— А у тебя документ есть? — озадачил я молодого парня, — чем подтвердишь, что вы партизаны, а не полицейские?
Мой вопрос вызвал замешательство, но тотчас высокий нашелся.
— Вот у нас документ, — и он убедительно тряхнул винтовкой.
Только теперь я заметил, что именно тот, который оружием хотел удостоверить свою личность, держал на ремне простую и притом старую берданку, искусно подделанную под винтовку.
— Ого, брат, документ-то липовый, — сказал я. Парень смутился. — Отведите меня к командиру, там разберемся, — продолжал я.
— Нет, к командиру нельзя.
— Боитесь? Тогда я сам пойду.
Парни переглянулись.
— Ладно, пошли, — решительно сказал тот, что был пониже ростом, — только пеняй тогда на себя.
По дороге они задали мне несколько вопросов. Отвечая на них, я болтал, что взбредет на ум и разжигал их любопытство. Я был доволен, что, наконец, все определится. Я даже перестал ощущать боль, которая еще утром меня очень беспокоила.

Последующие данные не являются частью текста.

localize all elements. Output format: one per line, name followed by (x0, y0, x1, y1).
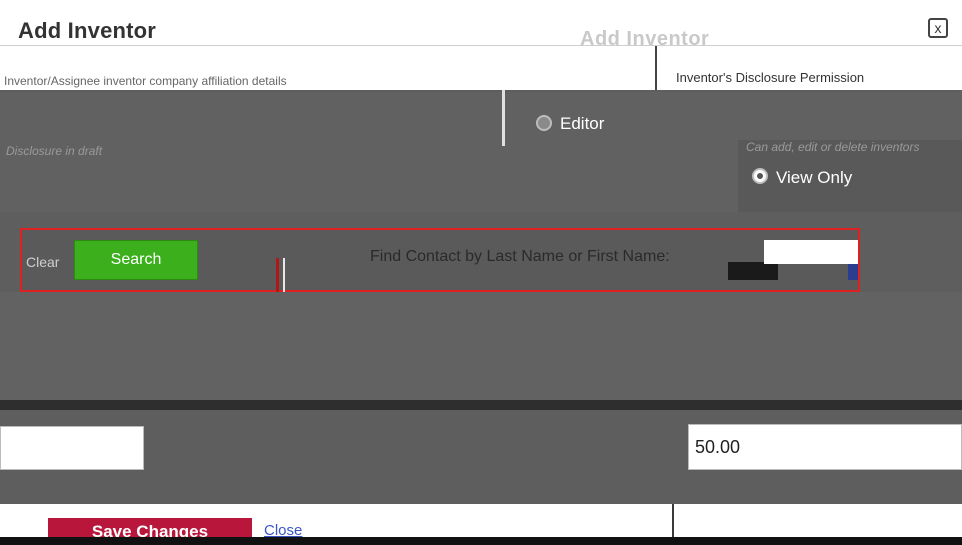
percentage-input[interactable]: 50.00 (688, 424, 962, 470)
results-area (0, 292, 962, 402)
editor-radio[interactable] (536, 115, 552, 131)
view-only-radio-label[interactable]: View Only (776, 168, 852, 188)
close-icon[interactable]: x (928, 18, 948, 38)
bottom-edge (0, 537, 962, 545)
view-only-radio[interactable] (752, 168, 768, 184)
info-strip-text: Inventor/Assignee inventor company affil… (4, 74, 287, 88)
editor-description: Can add, edit or delete inventors (746, 140, 920, 154)
inventor-name-input[interactable] (0, 426, 144, 470)
close-glyph: x (934, 20, 942, 36)
editor-radio-label[interactable]: Editor (560, 114, 604, 134)
draft-note: Disclosure in draft (6, 144, 103, 158)
separator (0, 400, 962, 410)
dialog-title: Add Inventor (18, 18, 157, 43)
search-highlight-box (20, 228, 860, 292)
permission-heading: Inventor's Disclosure Permission (676, 70, 865, 85)
divider (502, 90, 505, 146)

По дороге молодые люди открыли между собой перебранку. Вначале длинный ругал своего друга за то, что тот вечно путает винтовки, что и теперь он взял его винтовку, а когда оружием поменялись, то длинный стал нападать на друга за то, что он взялся вести старика, то есть меня, в неположенное место и что теперь им от «Василия Андреевича достанется».
— Слова «Василий Андреевич» привлекли мое внимание. Совпадение имен — меня тоже звали Василием Андреевичем — заинтересовало меня, и я спросил конвоиров:
— А кто такой «Василий Андреевич»?
— Придешь, тогда узнаешь, — грубо ответил мне длинный, и разговор на этом оборвался.

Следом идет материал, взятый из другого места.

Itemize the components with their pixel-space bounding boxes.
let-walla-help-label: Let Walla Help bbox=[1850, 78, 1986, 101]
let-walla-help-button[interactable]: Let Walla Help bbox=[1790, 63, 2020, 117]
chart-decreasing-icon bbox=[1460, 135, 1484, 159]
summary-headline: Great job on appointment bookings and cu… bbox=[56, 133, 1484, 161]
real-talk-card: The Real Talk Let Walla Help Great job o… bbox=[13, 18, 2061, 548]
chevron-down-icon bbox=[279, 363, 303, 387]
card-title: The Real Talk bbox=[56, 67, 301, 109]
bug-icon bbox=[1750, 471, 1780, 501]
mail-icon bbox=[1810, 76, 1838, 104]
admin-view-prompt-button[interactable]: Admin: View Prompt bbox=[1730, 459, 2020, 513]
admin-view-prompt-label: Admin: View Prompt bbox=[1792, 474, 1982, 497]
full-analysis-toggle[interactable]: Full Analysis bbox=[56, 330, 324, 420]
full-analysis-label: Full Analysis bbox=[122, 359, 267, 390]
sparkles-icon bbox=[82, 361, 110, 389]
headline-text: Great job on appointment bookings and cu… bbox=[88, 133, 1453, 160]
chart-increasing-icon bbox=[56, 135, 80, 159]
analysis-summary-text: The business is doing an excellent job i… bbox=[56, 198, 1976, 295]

Длинный шел впереди шагах в трех, раскачиваясь с боку на бок и тяжело ступая большими, точно снегоступы, валенками. На снегу оставались узорчатые отпечатки резины, свидетельствуя, что автомобильные покрышки нашли здесь новое применение: резиной подшивали обувь. Грязный брезентовый плащ с широкими рукавами и с башлыком назади шумел и колыхался, путаясь у него между ногами.

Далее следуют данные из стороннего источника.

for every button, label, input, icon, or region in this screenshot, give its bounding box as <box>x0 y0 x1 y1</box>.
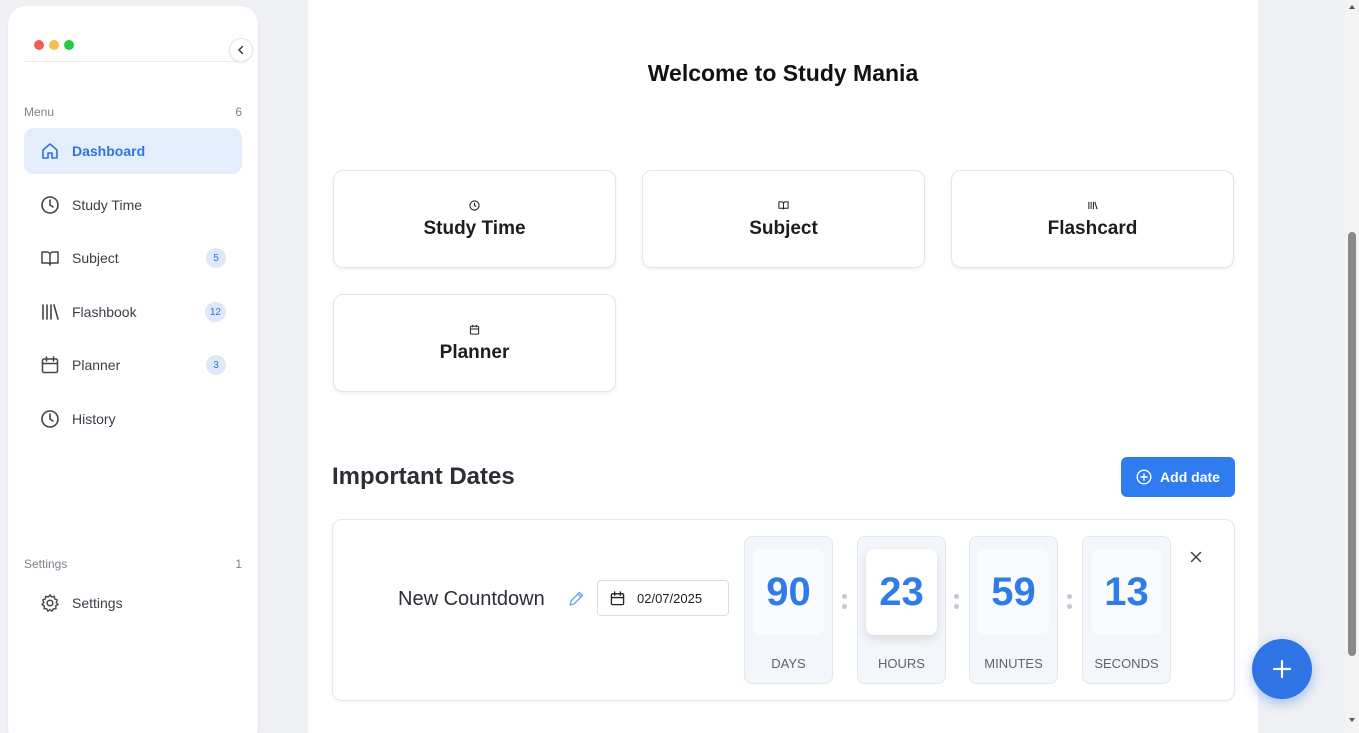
minimize-window-dot[interactable] <box>49 40 59 50</box>
card-title: Flashcard <box>1047 218 1138 239</box>
countdown-seconds: 13 SECONDS <box>1082 536 1171 684</box>
hours-label: HOURS <box>878 656 925 671</box>
flashbook-count-badge: 12 <box>204 302 226 322</box>
close-icon[interactable] <box>1189 550 1203 564</box>
scroll-up-arrow-icon[interactable] <box>1348 3 1356 11</box>
colon-separator <box>954 594 960 614</box>
sidebar-item-study-time[interactable]: Study Time <box>24 182 242 228</box>
countdown-name[interactable]: New Countdown <box>398 588 545 611</box>
window-controls <box>34 40 74 50</box>
sidebar-item-planner[interactable]: Planner 3 <box>24 342 242 388</box>
main-content: Welcome to Study Mania Study Time Subjec… <box>308 0 1258 733</box>
gear-icon <box>40 593 60 613</box>
card-flashcard[interactable]: Flashcard <box>951 170 1234 268</box>
calendar-icon <box>610 590 625 605</box>
days-label: DAYS <box>771 656 806 671</box>
colon-separator <box>842 594 848 614</box>
colon-separator <box>1067 594 1073 614</box>
sidebar: Menu 6 Dashboard Study Time Subject 5 Fl… <box>8 6 258 733</box>
collapse-sidebar-button[interactable] <box>229 38 253 62</box>
page-title: Welcome to Study Mania <box>647 60 919 86</box>
planner-count-badge: 3 <box>206 355 226 375</box>
clock-icon <box>468 198 482 212</box>
settings-section-label: Settings 1 <box>24 557 242 571</box>
sidebar-item-label: Subject <box>72 250 119 266</box>
library-icon <box>40 302 60 322</box>
countdown-minutes: 59 MINUTES <box>969 536 1058 684</box>
sidebar-item-label: Flashbook <box>72 304 137 320</box>
sidebar-divider <box>24 61 242 62</box>
sidebar-item-flashbook[interactable]: Flashbook 12 <box>24 289 242 335</box>
library-icon <box>1086 198 1100 212</box>
book-icon <box>777 198 791 212</box>
seconds-value: 13 <box>1091 549 1162 635</box>
countdown-hours: 23 HOURS <box>857 536 946 684</box>
close-window-dot[interactable] <box>34 40 44 50</box>
sidebar-item-label: Planner <box>72 357 121 373</box>
menu-section-label: Menu 6 <box>24 105 242 119</box>
clock-icon <box>40 409 60 429</box>
plus-circle-icon <box>1136 469 1152 485</box>
sidebar-item-history[interactable]: History <box>24 396 242 442</box>
add-date-button[interactable]: Add date <box>1121 457 1235 497</box>
card-title: Subject <box>749 218 818 239</box>
minutes-label: MINUTES <box>984 656 1043 671</box>
sidebar-item-label: Settings <box>72 595 123 611</box>
days-value: 90 <box>753 549 824 635</box>
hours-value: 23 <box>866 549 937 635</box>
card-title: Planner <box>439 342 510 363</box>
sidebar-item-settings[interactable]: Settings <box>24 580 242 626</box>
scrollbar-thumb[interactable] <box>1348 232 1356 656</box>
add-date-label: Add date <box>1160 469 1220 485</box>
important-dates-title: Important Dates <box>332 463 515 490</box>
maximize-window-dot[interactable] <box>64 40 74 50</box>
plus-icon <box>1272 659 1292 679</box>
calendar-icon <box>40 355 60 375</box>
card-subject[interactable]: Subject <box>642 170 925 268</box>
home-icon <box>40 141 60 161</box>
sidebar-item-subject[interactable]: Subject 5 <box>24 235 242 281</box>
scrollbar[interactable] <box>1345 0 1359 733</box>
sidebar-item-label: Dashboard <box>72 143 146 159</box>
countdown-date-value: 02/07/2025 <box>637 590 703 606</box>
menu-count: 6 <box>235 105 242 119</box>
minutes-value: 59 <box>978 549 1049 635</box>
clock-icon <box>40 195 60 215</box>
add-floating-button[interactable] <box>1252 639 1312 699</box>
sidebar-item-dashboard[interactable]: Dashboard <box>24 128 242 174</box>
pencil-icon[interactable] <box>567 590 585 608</box>
settings-label: Settings <box>24 557 68 571</box>
settings-count: 1 <box>235 557 242 571</box>
sidebar-item-label: History <box>72 411 116 427</box>
chevron-left-icon <box>238 45 244 55</box>
subject-count-badge: 5 <box>206 248 226 268</box>
card-planner[interactable]: Planner <box>333 294 616 392</box>
calendar-icon <box>468 322 482 336</box>
menu-label: Menu <box>24 105 55 119</box>
countdown-days: 90 DAYS <box>744 536 833 684</box>
countdown-card: New Countdown 02/07/2025 90 DAYS 23 HOUR… <box>332 519 1235 701</box>
countdown-date-field[interactable]: 02/07/2025 <box>597 580 729 616</box>
card-study-time[interactable]: Study Time <box>333 170 616 268</box>
scroll-down-arrow-icon[interactable] <box>1348 716 1356 724</box>
seconds-label: SECONDS <box>1094 656 1159 671</box>
sidebar-item-label: Study Time <box>72 197 143 213</box>
book-icon <box>40 248 60 268</box>
card-title: Study Time <box>423 218 526 239</box>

Второй конвоир шел рядом со мной справа. На затылке его лихо сидела барашковая шапка, похожая на кубанку; из-под нее выглядывал покрывшийся инеем волнистый чубчик цвета пожелтевшего льна. Подвижное лицо парня розовело на морозе девическим румянцем. Он был в полусуконном сером ватном полупальто и в новых яловых, кустарной работы сапогах. Сапоги его очень скользили, и он то и дело хватался за меня, чтобы удержать равновесие.
— Эко, брат ты мой, какой ты неустойчивый. Рукав можешь оторвать, — сказал я.
— Ничего, дед, за нашу устойчивость не волнуйся, а рукав… Думаю, что рукав тебе скоро будет не нужен, — ответил он.